Subject: Darwin Awards
THERE ARE SOME IDIOTS OUT THERE!
You all know about the Darwin Awards. It's an annual honor given to the person who improved the "gene pool" the most by killing themselves in the most extraordinarily stupid way. As always, competition this year has been keen.
The candidates this year are:
In Detroit , a 41-yr-old man got stuck and drowned in two feet of water after squeezing his head through an 18-inch-wide sewer grate to retrieve his car keys.
A 49-yr-old San Francisco stockbroker who "totally zoned when he ran," and accidentally jogged off a 100-foot-high cliff on his daily run.
Buxton , NC : A man died on a beach when an 8-foot-deep hole he had dug into the sand caved in as he sat inside it. Beach-goers said Daniel
Jones, 21, dug the hole for fun, or protection from the wind, and had been sitting in a beach chair at the bottom Thursday afternoon when it
collapsed, burying him beneath 5 feet of sand. People on the beach, on the outer banks, used their hand and shovels, trying to claw their way to Jones, a resident of Woodbridge , VA , but could not reach him. It took rescue workers using heavy equipment almost an hour to free him while about 200 people looked on. Jones was pronounced dead at a hospital.
Santiago Alvarado, 24, was killed in Lompoc , CA , as he fell face-first through the ceiling of a bicycle shop he was burglarizing. Death was
caused when the long flashlight he had placed in his mouth (to keep his hands free) rammed into the base of his skull as he hit the floor.
Sylvester Briddell, Jr, 26, was killed in Selbyville , Del , as he won a bet with friends who said he would not put a revolver loaded with four bullets into his mouth and pull the trigger.
The following mind-boggling attempt at a crime spree in Washington , DC , appeared to be the robber's first (and last), due to his lack of a
previous record of violence, and his terminally stupid choices:
1. His target was H&J Leather & Firearms, a gun shop specializing in handguns.
2. The shop was full of customers - firearms customers.
3. To enter the shop, the robber had to step around a marked police patrol car parked at
the front door.
4. A uniformed officer was standing at the counter, having coffee before work. Upon seeing the officer, the would-be robber announced a hold-up, and fired a few wild shots from a target pistol.

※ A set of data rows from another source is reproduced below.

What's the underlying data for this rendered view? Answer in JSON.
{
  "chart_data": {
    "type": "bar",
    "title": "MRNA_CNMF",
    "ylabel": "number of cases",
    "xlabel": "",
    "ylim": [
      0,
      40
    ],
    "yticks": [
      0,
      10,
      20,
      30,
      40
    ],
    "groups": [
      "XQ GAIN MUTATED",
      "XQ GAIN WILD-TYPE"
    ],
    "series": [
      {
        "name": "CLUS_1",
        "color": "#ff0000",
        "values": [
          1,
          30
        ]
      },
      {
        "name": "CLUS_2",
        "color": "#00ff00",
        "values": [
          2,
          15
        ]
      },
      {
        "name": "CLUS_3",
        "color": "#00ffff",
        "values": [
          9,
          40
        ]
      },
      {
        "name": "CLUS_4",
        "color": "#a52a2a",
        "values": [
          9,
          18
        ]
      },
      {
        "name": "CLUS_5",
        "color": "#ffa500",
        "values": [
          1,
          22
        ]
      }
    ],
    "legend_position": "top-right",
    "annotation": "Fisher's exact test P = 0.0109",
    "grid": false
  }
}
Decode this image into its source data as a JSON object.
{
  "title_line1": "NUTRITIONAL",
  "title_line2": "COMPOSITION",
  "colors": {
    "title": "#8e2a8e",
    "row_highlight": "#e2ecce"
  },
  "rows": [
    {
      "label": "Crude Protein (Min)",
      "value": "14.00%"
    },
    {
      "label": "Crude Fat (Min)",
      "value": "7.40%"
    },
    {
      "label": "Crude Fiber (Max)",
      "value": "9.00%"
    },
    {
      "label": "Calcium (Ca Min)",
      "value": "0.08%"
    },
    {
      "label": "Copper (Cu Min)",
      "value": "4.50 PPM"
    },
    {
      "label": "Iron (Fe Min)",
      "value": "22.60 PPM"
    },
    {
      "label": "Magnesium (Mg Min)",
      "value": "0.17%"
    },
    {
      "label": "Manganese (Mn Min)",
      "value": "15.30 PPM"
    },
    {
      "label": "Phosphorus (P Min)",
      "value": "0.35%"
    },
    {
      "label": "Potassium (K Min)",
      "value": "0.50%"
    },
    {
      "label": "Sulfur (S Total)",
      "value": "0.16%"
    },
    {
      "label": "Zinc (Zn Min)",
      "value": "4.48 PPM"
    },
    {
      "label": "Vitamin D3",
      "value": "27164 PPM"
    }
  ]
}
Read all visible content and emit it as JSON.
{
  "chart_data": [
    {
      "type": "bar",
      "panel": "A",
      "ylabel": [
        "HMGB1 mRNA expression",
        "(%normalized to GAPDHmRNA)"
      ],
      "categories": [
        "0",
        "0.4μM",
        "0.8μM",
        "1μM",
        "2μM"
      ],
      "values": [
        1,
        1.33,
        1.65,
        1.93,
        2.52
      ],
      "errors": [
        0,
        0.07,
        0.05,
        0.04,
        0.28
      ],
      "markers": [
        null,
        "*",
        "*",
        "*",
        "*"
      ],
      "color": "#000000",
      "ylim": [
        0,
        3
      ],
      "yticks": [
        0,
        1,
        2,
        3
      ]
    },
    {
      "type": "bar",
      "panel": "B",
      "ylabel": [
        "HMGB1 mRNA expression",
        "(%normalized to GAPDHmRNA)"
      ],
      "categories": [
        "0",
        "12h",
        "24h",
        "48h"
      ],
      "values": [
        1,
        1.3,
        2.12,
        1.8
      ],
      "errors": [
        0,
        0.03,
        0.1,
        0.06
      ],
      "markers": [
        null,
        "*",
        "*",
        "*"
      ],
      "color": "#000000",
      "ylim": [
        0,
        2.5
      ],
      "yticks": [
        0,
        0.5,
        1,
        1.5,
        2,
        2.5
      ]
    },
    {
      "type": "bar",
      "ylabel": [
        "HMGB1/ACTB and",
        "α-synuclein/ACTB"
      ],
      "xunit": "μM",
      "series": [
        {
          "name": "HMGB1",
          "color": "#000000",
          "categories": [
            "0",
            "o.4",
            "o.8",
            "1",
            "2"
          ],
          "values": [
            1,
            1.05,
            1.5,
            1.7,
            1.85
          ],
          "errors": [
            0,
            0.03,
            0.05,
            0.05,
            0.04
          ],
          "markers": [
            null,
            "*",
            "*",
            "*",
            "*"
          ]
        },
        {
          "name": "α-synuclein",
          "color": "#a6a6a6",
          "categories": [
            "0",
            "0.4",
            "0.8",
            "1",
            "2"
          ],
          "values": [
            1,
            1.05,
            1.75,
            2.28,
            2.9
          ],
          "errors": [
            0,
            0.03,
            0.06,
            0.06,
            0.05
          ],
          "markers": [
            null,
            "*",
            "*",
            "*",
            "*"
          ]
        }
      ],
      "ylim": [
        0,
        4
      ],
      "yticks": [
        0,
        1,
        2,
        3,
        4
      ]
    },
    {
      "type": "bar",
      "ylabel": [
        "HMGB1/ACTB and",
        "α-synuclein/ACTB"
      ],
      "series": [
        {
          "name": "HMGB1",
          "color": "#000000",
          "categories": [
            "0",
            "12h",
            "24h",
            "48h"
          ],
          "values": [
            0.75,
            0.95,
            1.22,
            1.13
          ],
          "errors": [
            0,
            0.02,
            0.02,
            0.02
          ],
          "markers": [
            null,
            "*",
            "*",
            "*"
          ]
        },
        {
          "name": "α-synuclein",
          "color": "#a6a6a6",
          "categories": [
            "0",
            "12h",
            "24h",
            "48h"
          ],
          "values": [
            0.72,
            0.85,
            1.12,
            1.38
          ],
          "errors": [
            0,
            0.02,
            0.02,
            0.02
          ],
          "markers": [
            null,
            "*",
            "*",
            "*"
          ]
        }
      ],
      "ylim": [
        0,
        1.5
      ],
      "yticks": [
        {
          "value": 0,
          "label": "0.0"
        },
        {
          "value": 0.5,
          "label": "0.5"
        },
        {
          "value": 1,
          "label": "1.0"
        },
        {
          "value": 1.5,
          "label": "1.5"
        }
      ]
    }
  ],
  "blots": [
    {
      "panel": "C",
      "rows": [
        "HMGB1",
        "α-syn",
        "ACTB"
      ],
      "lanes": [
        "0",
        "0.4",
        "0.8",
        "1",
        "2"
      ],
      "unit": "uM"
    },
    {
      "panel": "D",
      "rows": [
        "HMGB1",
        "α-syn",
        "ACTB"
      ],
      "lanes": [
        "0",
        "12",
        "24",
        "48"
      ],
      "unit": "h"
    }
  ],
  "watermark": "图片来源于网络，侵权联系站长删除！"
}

The officer and a clerk promptly returned fire, the police officer with a 9mm
Glock 17, the clerk with a 50 Desert Eagle, assisted by several customers who also drew their guns, several of whom also fired. The robbe was
pronounced dead at the scene by paramedics. Crime scene investigators located 47 expended cartridge cases in the shop. The subsequent autopsy revealed 23 gunshot wounds. Ballistics identified rounds from 7 different weapons. No one else was hurt in the exchange of fire.
HONORABLE MENTION:
Paul Stiller, 47, was hospitalized in Andover township, NJ, and his wife Bonnie was also injured, when a quarter-stick of dynamite blew up in their car. While driving around at 2 a/m, the bored couple lit the dynamite and tried to toss it out the window to see what would happen, but apparently failed to notice the window was closed.
RUNNER UP:
Tacoma , WA : Kerry Bingham had been drinking with several friends when one of them said they knew a person who had bungee-jumped from the Tacoma Narrows Bridge in the middle of traffic. The conversation grew more heated and at least 10 men trooped along the walkway of the bridge at 4:30a/m. Upon arrival at the midpoint of the bridge they discovered that no one had brought a bungee rope. Bingham, who had continued drinking,
volunteered and pointed out that a coil of lineman's cable lay nearby. One end of the cable was secured around Bingham's leg and the other end
was tied to the bridge. His fall lasted 40 feet before the cable tightened and tore his foot off at the ankle. His miraculously survived
his fall into the icy river water and was rescued by two nearby fishermen.
"All I can say, said Bingham, is that God was watching out for me on that night. There's just no ther explanation for it." Bingham's foot was never located.
AND THE WINNER:
Overzealous zookeeper Friedrich Riesfeldt ( Paderborn , Germany ) fed his constipated elephant Stefan 22 doses of animal laxative and more than a bushel of berries, figs and prunes before the plugged-up pachyderm finally let it fly, and suffocated the keeper under 200 pounds of poop! Investigators say ill-fated Friedrich, 46, was attempting to give the ailing elephant an olive oil enema when the relieved beast unloaded on him. "The sheer force of the elephant's unexpected defecation knocked Mr. Riesfeldt to the ground, where he struck his head on a rock and lay unconscious as the elephant continued to evacuate his bowels on top of him" said flabbergasted Paderborn Police Detective Erik Dern. With no one there to help him, he lay under all that dung for at least an hour before a watchman came along, and during that time he suffocated. It seems to be just one of those freak accidents that proves that "Sh-t happens!